- Sloan Location in Warren County
- Coordinates: 40°18′06″N 87°28′34″W﻿ / ﻿40.30167°N 87.47611°W
- Country: United States
- State: Indiana
- County: Warren
- Township: Steuben
- Elevation: 712 ft (217 m)
- Time zone: UTC-5 (Eastern (EST))
- • Summer (DST): UTC-4 (EDT)
- ZIP code: 47993
- Area code: 765
- GNIS feature ID: 443611

= Sloan, Indiana =

Sloan is an extinct town that was located on the border of Jordan Township and Steuben Township in Warren County, Indiana, less than a mile east of the town of Hedrick.

== History ==
In 1903 the New York Central Railroad line through Jordan Township was completed, and on June 18, 1914, a post office was established next to the railway at the township's southern edge. Named for the local Sloan family, it operated until November 29, 1941. The railroad, which by the time of its closure was owned by Conrail, ceased operations in the 1990s, and the tracks have since been removed. No structures remain at the site.

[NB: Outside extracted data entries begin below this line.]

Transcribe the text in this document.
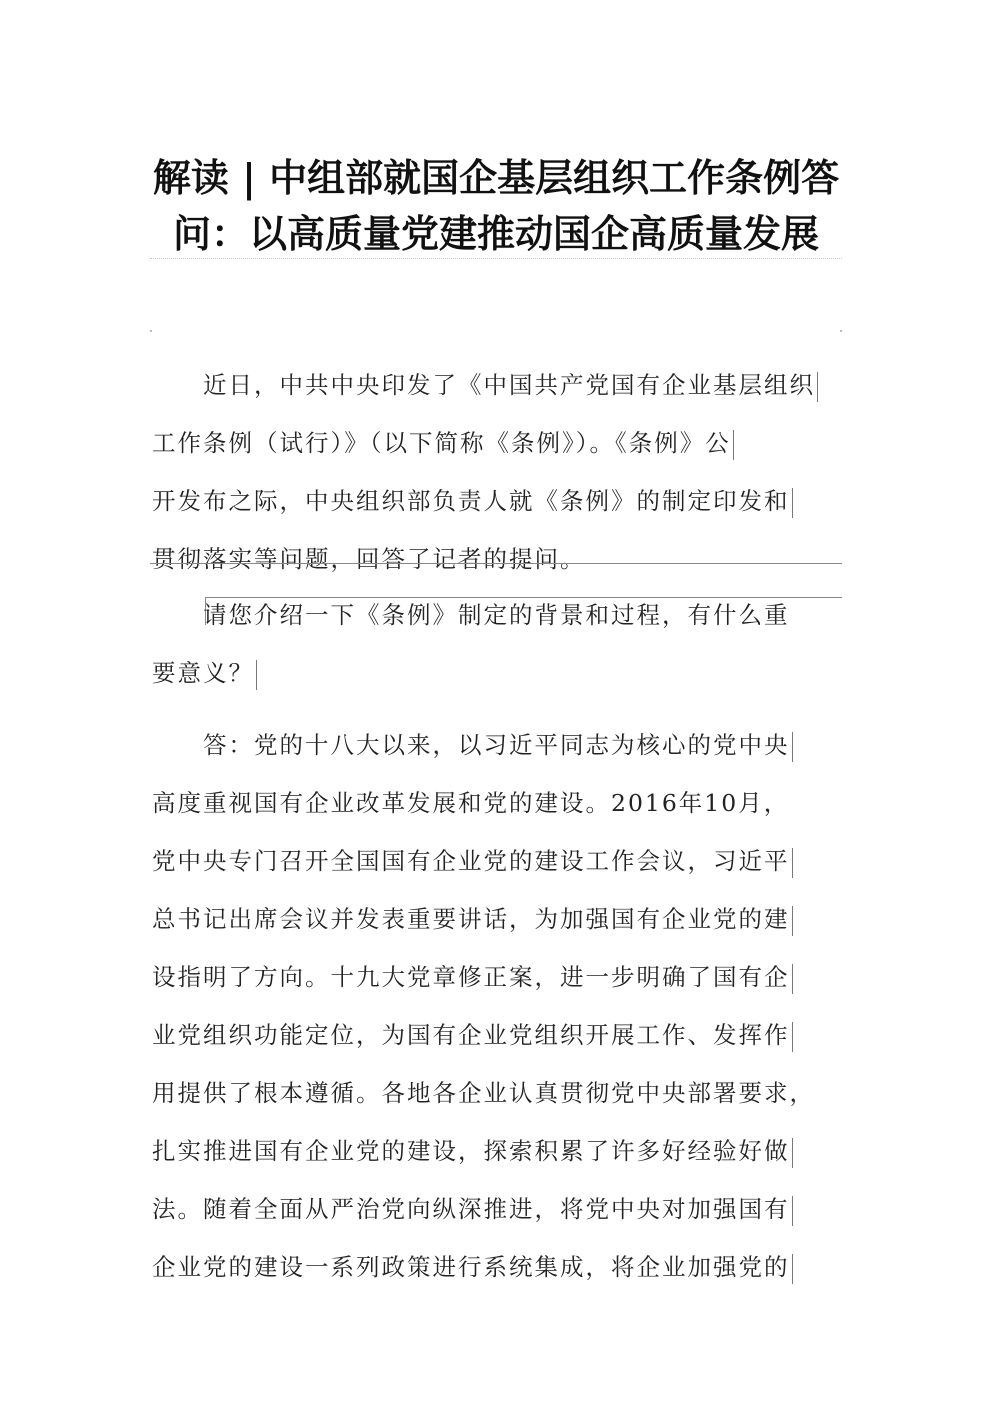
解读 | 中组部就国企基层组织工作条例答
问：以高质量党建推动国企高质量发展
　　近日，中共中央印发了《中国共产党国有企业基层组织
工作条例（试行）》（以下简称《条例》）。《条例》公
开发布之际，中央组织部负责人就《条例》的制定印发和
贯彻落实等问题，回答了记者的提问。
　　请您介绍一下《条例》制定的背景和过程，有什么重
要意义？
　　答：党的十八大以来，以习近平同志为核心的党中央
高度重视国有企业改革发展和党的建设。2016年10月，
党中央专门召开全国国有企业党的建设工作会议，习近平
总书记出席会议并发表重要讲话，为加强国有企业党的建
设指明了方向。十九大党章修正案，进一步明确了国有企
业党组织功能定位，为国有企业党组织开展工作、发挥作
用提供了根本遵循。各地各企业认真贯彻党中央部署要求，
扎实推进国有企业党的建设，探索积累了许多好经验好做
法。随着全面从严治党向纵深推进，将党中央对加强国有
企业党的建设一系列政策进行系统集成，将企业加强党的
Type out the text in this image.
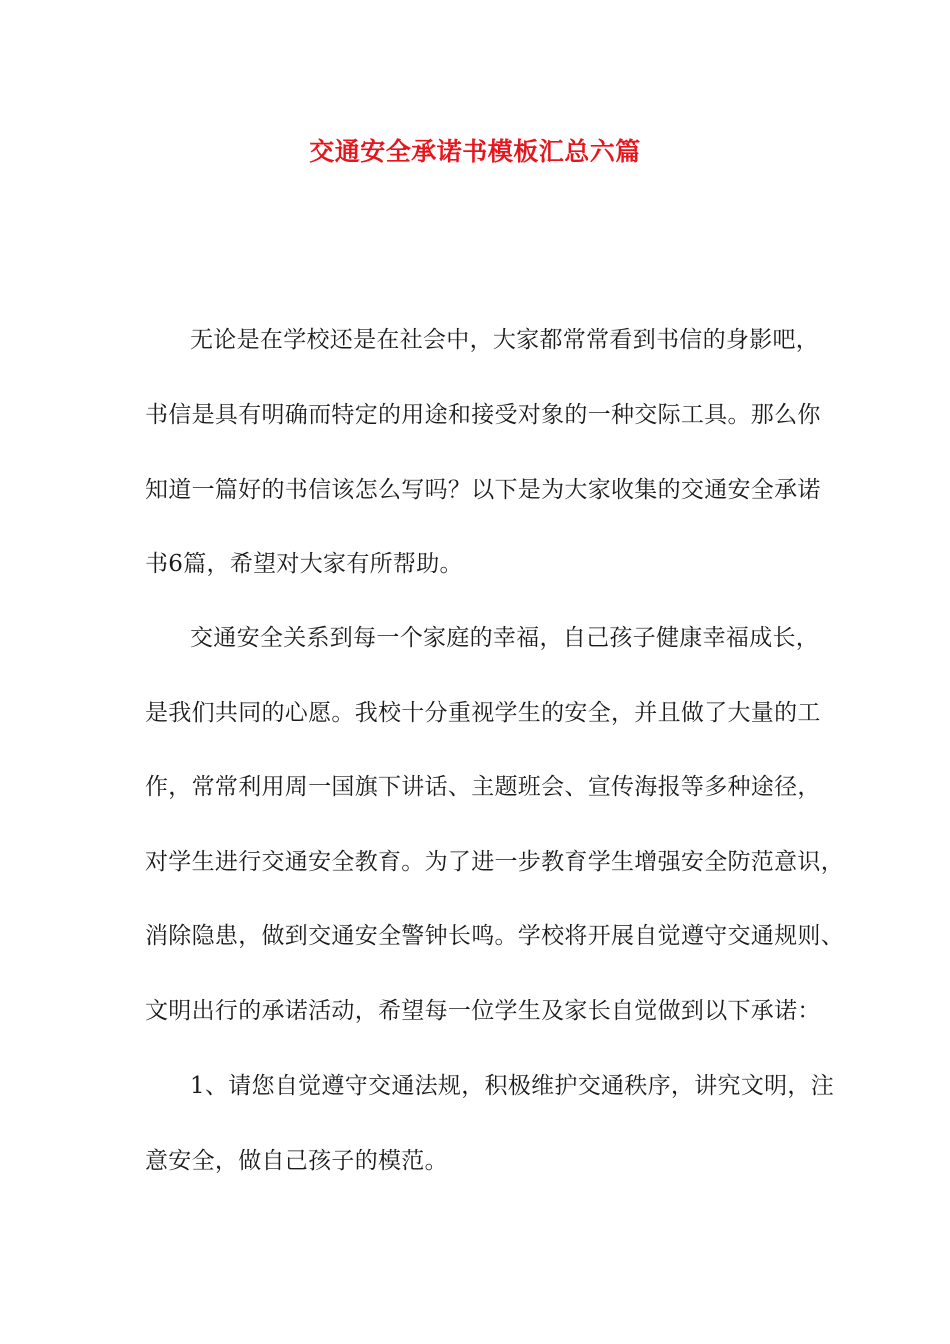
交通安全承诺书模板汇总六篇
无论是在学校还是在社会中，大家都常常看到书信的身影吧，
书信是具有明确而特定的用途和接受对象的一种交际工具。那么你
知道一篇好的书信该怎么写吗？以下是为大家收集的交通安全承诺
书6篇，希望对大家有所帮助。
交通安全关系到每一个家庭的幸福，自己孩子健康幸福成长，
是我们共同的心愿。我校十分重视学生的安全，并且做了大量的工
作，常常利用周一国旗下讲话、主题班会、宣传海报等多种途径，
对学生进行交通安全教育。为了进一步教育学生增强安全防范意识，
消除隐患，做到交通安全警钟长鸣。学校将开展自觉遵守交通规则、
文明出行的承诺活动，希望每一位学生及家长自觉做到以下承诺：
1、请您自觉遵守交通法规，积极维护交通秩序，讲究文明，注
意安全，做自己孩子的模范。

The USGS still has data for Sloan, even though it no longer exists.

A portion of the railroad, beginning less than four miles north in the town of Stewart, continues to operate as the Bee Line Railroad.

== Geography ==
Sloan was at the intersection of county roads 100 S and 825 W. Redwood Creek passes close by to its west and south.